De leden van de CDA-fractie zouden ten aanzien van de invoerregelingen en preferentiële behandeling van bepaalde producten willen vernemen, in hoeverre er nog sprake is van een preferentiële toegang vanuit de ACS-landen tot de EU-markt afgezet tegen de WTO en de handelspreferenties die er op grond van allerlei bilaterale akkoorden zijn toegekend aan overige landen. Deelt het kabinet de mening van de leden van de CDA-fractie dat de WTO geleidelijk een einde maakt aan de voorrechten die de ACS-landen op de EU-markt krijgen. In hoeverre kan er ook in de toekomst nog sprake zijn van een preferentiële positie van de ACS-landen in vergelijking met andere landen als we bij voorbeeld de gang van zaken met betrekking tot de preferentiële positie van de bananenproducerende ACS-landen bezien, zo zouden de leden van de CDA-fractie willen vernemen.

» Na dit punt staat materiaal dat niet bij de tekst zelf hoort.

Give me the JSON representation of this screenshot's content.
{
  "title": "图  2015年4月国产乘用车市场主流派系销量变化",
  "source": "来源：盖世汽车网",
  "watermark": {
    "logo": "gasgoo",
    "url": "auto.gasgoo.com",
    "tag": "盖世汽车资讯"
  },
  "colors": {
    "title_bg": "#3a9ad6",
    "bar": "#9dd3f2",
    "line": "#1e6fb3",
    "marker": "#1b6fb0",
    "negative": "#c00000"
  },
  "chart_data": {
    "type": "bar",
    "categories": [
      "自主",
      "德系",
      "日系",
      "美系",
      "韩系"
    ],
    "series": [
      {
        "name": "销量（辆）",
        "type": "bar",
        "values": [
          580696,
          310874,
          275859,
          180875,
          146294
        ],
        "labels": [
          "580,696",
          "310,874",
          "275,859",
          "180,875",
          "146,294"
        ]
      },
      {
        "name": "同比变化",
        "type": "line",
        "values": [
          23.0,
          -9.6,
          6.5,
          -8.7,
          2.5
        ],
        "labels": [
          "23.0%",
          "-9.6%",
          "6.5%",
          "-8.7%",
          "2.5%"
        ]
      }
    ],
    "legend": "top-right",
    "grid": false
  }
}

De voorzitter van de algemene commissie voor Europese Zaken,

Ter Veer

De griffier van de algemene commissie voor Europese Zaken,

Teunissen


XNoot
1

Samenstelling: Leden: Van der Linden (CDA), Blauw (VVD), Van Nieuwenhoven (PvdA), Weisglas (VVD), Terpstra (CDA), Verspaget (PvdA), Gabor (CDA), Ter Veer (D66), voorzitter, Ybema (D66), Van Middelkoop (GPV), Leers (CDA), Sipkes (GroenLinks), Van Rooy (CDA), Woltjer (PvdA), ondervoorzitter, Gabor (CDA), Hendriks (HDRK), Voûte-Droste (VVD), Schuurman (CD), Hessing (VVD), Van den Bos (D66), Van Oven (PvdA), Ybema (D66), Hoogervorst (VVD), Rouvoet (RPF), Van Waning (D66), Houda (PvdA) en Rehwinkel (PvdA).

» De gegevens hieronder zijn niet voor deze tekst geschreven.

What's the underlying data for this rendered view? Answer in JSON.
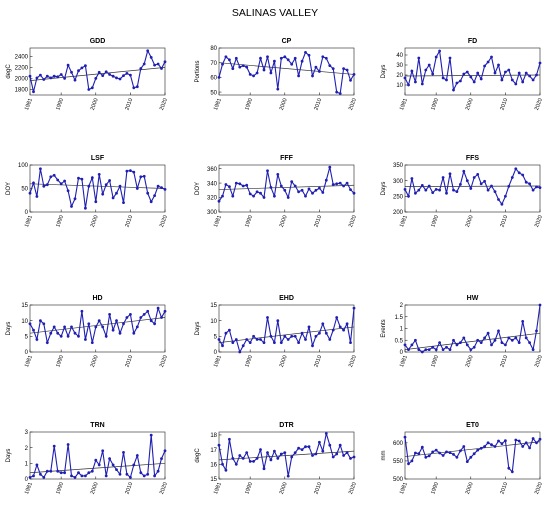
{
  "figure": {
    "title": "SALINAS VALLEY"
  },
  "chart_data": [
    {
      "type": "line",
      "title": "GDD",
      "ylabel": "degC",
      "ylim": [
        1700,
        2550
      ],
      "yticks": [
        1800,
        2000,
        2200,
        2400
      ],
      "xlim": [
        1981,
        2020
      ],
      "xticks": [
        1981,
        1990,
        2000,
        2010,
        2020
      ],
      "series": [
        {
          "x_start": 1981,
          "values": [
            2040,
            1760,
            2010,
            2060,
            1980,
            2040,
            2010,
            2040,
            2030,
            2070,
            2000,
            2240,
            2110,
            1970,
            2140,
            2190,
            2230,
            1800,
            1830,
            2000,
            2110,
            2050,
            2120,
            2070,
            2040,
            2010,
            1990,
            2050,
            2090,
            2060,
            1830,
            1850,
            2180,
            2260,
            2500,
            2380,
            2240,
            2260,
            2180,
            2300
          ]
        }
      ],
      "trend": [
        1960,
        2200
      ]
    },
    {
      "type": "line",
      "title": "CP",
      "ylabel": "Portions",
      "ylim": [
        48,
        80
      ],
      "yticks": [
        50,
        60,
        70,
        80
      ],
      "xlim": [
        1981,
        2020
      ],
      "xticks": [
        1981,
        1990,
        2000,
        2010,
        2020
      ],
      "series": [
        {
          "x_start": 1981,
          "values": [
            60,
            69,
            74,
            72,
            66,
            73,
            67,
            68,
            67,
            62,
            61,
            63,
            73,
            65,
            74,
            63,
            71,
            52,
            73,
            74,
            72,
            69,
            73,
            61,
            71,
            77,
            75,
            61,
            67,
            64,
            74,
            73,
            68,
            66,
            50,
            49,
            66,
            65,
            58,
            62
          ]
        }
      ],
      "trend": [
        70,
        62
      ]
    },
    {
      "type": "line",
      "title": "FD",
      "ylabel": "Days",
      "ylim": [
        0,
        47
      ],
      "yticks": [
        10,
        20,
        30,
        40
      ],
      "xlim": [
        1981,
        2020
      ],
      "xticks": [
        1981,
        1990,
        2000,
        2010,
        2020
      ],
      "series": [
        {
          "x_start": 1981,
          "values": [
            17,
            10,
            24,
            13,
            37,
            11,
            25,
            30,
            21,
            38,
            44,
            17,
            15,
            37,
            5,
            12,
            14,
            21,
            23,
            18,
            13,
            22,
            16,
            29,
            33,
            38,
            22,
            30,
            15,
            23,
            25,
            15,
            11,
            22,
            13,
            22,
            19,
            15,
            20,
            32
          ]
        }
      ],
      "trend": [
        19,
        20
      ]
    },
    {
      "type": "line",
      "title": "LSF",
      "ylabel": "DOY",
      "ylim": [
        0,
        100
      ],
      "yticks": [
        0,
        50,
        100
      ],
      "xlim": [
        1981,
        2020
      ],
      "xticks": [
        1981,
        1990,
        2000,
        2010,
        2020
      ],
      "series": [
        {
          "x_start": 1981,
          "values": [
            40,
            62,
            33,
            92,
            55,
            58,
            75,
            78,
            68,
            60,
            66,
            45,
            12,
            28,
            72,
            70,
            8,
            55,
            73,
            22,
            80,
            38,
            58,
            67,
            30,
            40,
            55,
            20,
            87,
            88,
            85,
            50,
            75,
            76,
            40,
            22,
            35,
            55,
            52,
            48
          ]
        }
      ],
      "trend": [
        60,
        50
      ]
    },
    {
      "type": "line",
      "title": "FFF",
      "ylabel": "DOY",
      "ylim": [
        300,
        365
      ],
      "yticks": [
        300,
        320,
        340,
        360
      ],
      "xlim": [
        1981,
        2020
      ],
      "xticks": [
        1981,
        1990,
        2000,
        2010,
        2020
      ],
      "series": [
        {
          "x_start": 1981,
          "values": [
            315,
            322,
            338,
            335,
            322,
            340,
            339,
            336,
            337,
            325,
            322,
            328,
            326,
            320,
            357,
            334,
            322,
            352,
            336,
            330,
            320,
            342,
            336,
            328,
            330,
            322,
            332,
            326,
            330,
            333,
            327,
            344,
            362,
            338,
            339,
            340,
            336,
            340,
            331,
            326
          ]
        }
      ],
      "trend": [
        331,
        337
      ]
    },
    {
      "type": "line",
      "title": "FFS",
      "ylabel": "Days",
      "ylim": [
        200,
        350
      ],
      "yticks": [
        200,
        250,
        300,
        350
      ],
      "xlim": [
        1981,
        2020
      ],
      "xticks": [
        1981,
        1990,
        2000,
        2010,
        2020
      ],
      "series": [
        {
          "x_start": 1981,
          "values": [
            272,
            250,
            307,
            260,
            270,
            285,
            270,
            283,
            262,
            272,
            270,
            310,
            260,
            322,
            270,
            265,
            288,
            330,
            300,
            275,
            310,
            320,
            290,
            298,
            270,
            283,
            265,
            240,
            225,
            250,
            282,
            310,
            338,
            325,
            318,
            295,
            290,
            270,
            280,
            278
          ]
        }
      ],
      "trend": [
        281,
        283
      ]
    },
    {
      "type": "line",
      "title": "HD",
      "ylabel": "Days",
      "ylim": [
        0,
        15
      ],
      "yticks": [
        0,
        5,
        10,
        15
      ],
      "xlim": [
        1981,
        2020
      ],
      "xticks": [
        1981,
        1990,
        2000,
        2010,
        2020
      ],
      "series": [
        {
          "x_start": 1981,
          "values": [
            9,
            7,
            4,
            10,
            9,
            3,
            6,
            8,
            6,
            5,
            8,
            5,
            8,
            6,
            5,
            13,
            4,
            9,
            3,
            8,
            10,
            8,
            5,
            12,
            7,
            10,
            6,
            9,
            11,
            12,
            6,
            8,
            11,
            12,
            13,
            10,
            9,
            14,
            11,
            13
          ]
        }
      ],
      "trend": [
        6,
        11
      ]
    },
    {
      "type": "line",
      "title": "EHD",
      "ylabel": "Days",
      "ylim": [
        0,
        15
      ],
      "yticks": [
        0,
        5,
        10,
        15
      ],
      "xlim": [
        1981,
        2020
      ],
      "xticks": [
        1981,
        1990,
        2000,
        2010,
        2020
      ],
      "series": [
        {
          "x_start": 1981,
          "values": [
            4,
            2,
            6,
            7,
            3,
            4,
            0,
            2,
            4,
            3,
            5,
            4,
            4,
            3,
            11,
            5,
            3,
            10,
            3,
            5,
            4,
            5,
            5,
            3,
            6,
            4,
            8,
            2,
            5,
            6,
            9,
            6,
            4,
            7,
            11,
            8,
            7,
            9,
            3,
            14
          ]
        }
      ],
      "trend": [
        3,
        8
      ]
    },
    {
      "type": "line",
      "title": "HW",
      "ylabel": "Events",
      "ylim": [
        0,
        2
      ],
      "yticks": [
        0,
        0.5,
        1,
        1.5,
        2
      ],
      "xlim": [
        1981,
        2020
      ],
      "xticks": [
        1981,
        1990,
        2000,
        2010,
        2020
      ],
      "series": [
        {
          "x_start": 1981,
          "values": [
            0.3,
            0.1,
            0.3,
            0.5,
            0.1,
            0,
            0.1,
            0.1,
            0.2,
            0.1,
            0.4,
            0.1,
            0.2,
            0.1,
            0.5,
            0.3,
            0.4,
            0.6,
            0.3,
            0.1,
            0.2,
            0.5,
            0.4,
            0.6,
            0.8,
            0.3,
            0.5,
            0.9,
            0.4,
            0.3,
            0.6,
            0.5,
            0.6,
            0.4,
            1.3,
            0.6,
            0.4,
            0.1,
            0.9,
            2.0
          ]
        }
      ],
      "trend": [
        0.1,
        0.8
      ]
    },
    {
      "type": "line",
      "title": "TRN",
      "ylabel": "Days",
      "ylim": [
        0,
        3
      ],
      "yticks": [
        0,
        1,
        2,
        3
      ],
      "xlim": [
        1981,
        2020
      ],
      "xticks": [
        1981,
        1990,
        2000,
        2010,
        2020
      ],
      "series": [
        {
          "x_start": 1981,
          "values": [
            0.1,
            0.2,
            0.9,
            0.3,
            0.1,
            0.5,
            0.5,
            2.1,
            0.5,
            0.4,
            0.4,
            2.2,
            0.2,
            0.1,
            0.4,
            0.2,
            0.2,
            0.4,
            0.5,
            1.2,
            0.9,
            1.8,
            0.2,
            1.3,
            0.9,
            0.6,
            0.3,
            1.7,
            0.3,
            0.1,
            0.9,
            1.5,
            0.4,
            0.2,
            0.3,
            2.8,
            0.2,
            0.5,
            1.3,
            1.8
          ]
        }
      ],
      "trend": [
        0.4,
        1.0
      ]
    },
    {
      "type": "line",
      "title": "DTR",
      "ylabel": "degC",
      "ylim": [
        15,
        18.2
      ],
      "yticks": [
        15,
        16,
        17,
        18
      ],
      "xlim": [
        1981,
        2020
      ],
      "xticks": [
        1981,
        1990,
        2000,
        2010,
        2020
      ],
      "series": [
        {
          "x_start": 1981,
          "values": [
            17.3,
            16,
            15.6,
            17.7,
            16.4,
            16,
            16.6,
            16.4,
            16.8,
            16.2,
            16.2,
            16.4,
            17,
            15.7,
            16.8,
            16.3,
            16.9,
            16.4,
            16.7,
            16.8,
            15.2,
            16.5,
            16.8,
            17.1,
            17,
            17.2,
            17.2,
            16.6,
            16.7,
            17.5,
            16.9,
            18.1,
            17.3,
            16.5,
            16.7,
            17.3,
            16.6,
            16.8,
            16.4,
            16.5
          ]
        }
      ],
      "trend": [
        16.3,
        16.9
      ]
    },
    {
      "type": "line",
      "title": "ET0",
      "ylabel": "mm",
      "ylim": [
        500,
        630
      ],
      "yticks": [
        500,
        550,
        600
      ],
      "xlim": [
        1981,
        2020
      ],
      "xticks": [
        1981,
        1990,
        2000,
        2010,
        2020
      ],
      "series": [
        {
          "x_start": 1981,
          "values": [
            616,
            542,
            550,
            572,
            570,
            588,
            560,
            564,
            575,
            580,
            572,
            565,
            575,
            573,
            568,
            560,
            578,
            590,
            548,
            560,
            570,
            580,
            585,
            590,
            600,
            595,
            590,
            605,
            598,
            606,
            530,
            520,
            608,
            605,
            590,
            600,
            586,
            612,
            600,
            610
          ]
        }
      ],
      "trend": [
        562,
        603
      ]
    }
  ]
}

Plv. leden: Bukman (CDA), Te Veldhuis (VVD), Van Traa (PvdA), Blaauw (VVD), Verhagen (CDA), Van der Ploeg (PvdA), De Jong (CDA), Koekkoek (CDA), De Graaf (D66), Van den Berg (SGP), Van der Hoeven (CDA), M.B. Vos (GroenLinks), Hillen (CDA), Witteveen-Hevinga (PvdA), De Jong (CDA), R.A. Meijer (Groep Nijpels), O.P.G. Vos (VVD), Poppe (SP), Van Heemskerck Pillis-Duvekot (VVD), Roethof (D66), Crone (PvdA), De Graaf (D66), Verbugt (VVD), Leerkes (U55+), Hoekema (D66), Adelmund (PvdA) en Lilipaly (PvdA).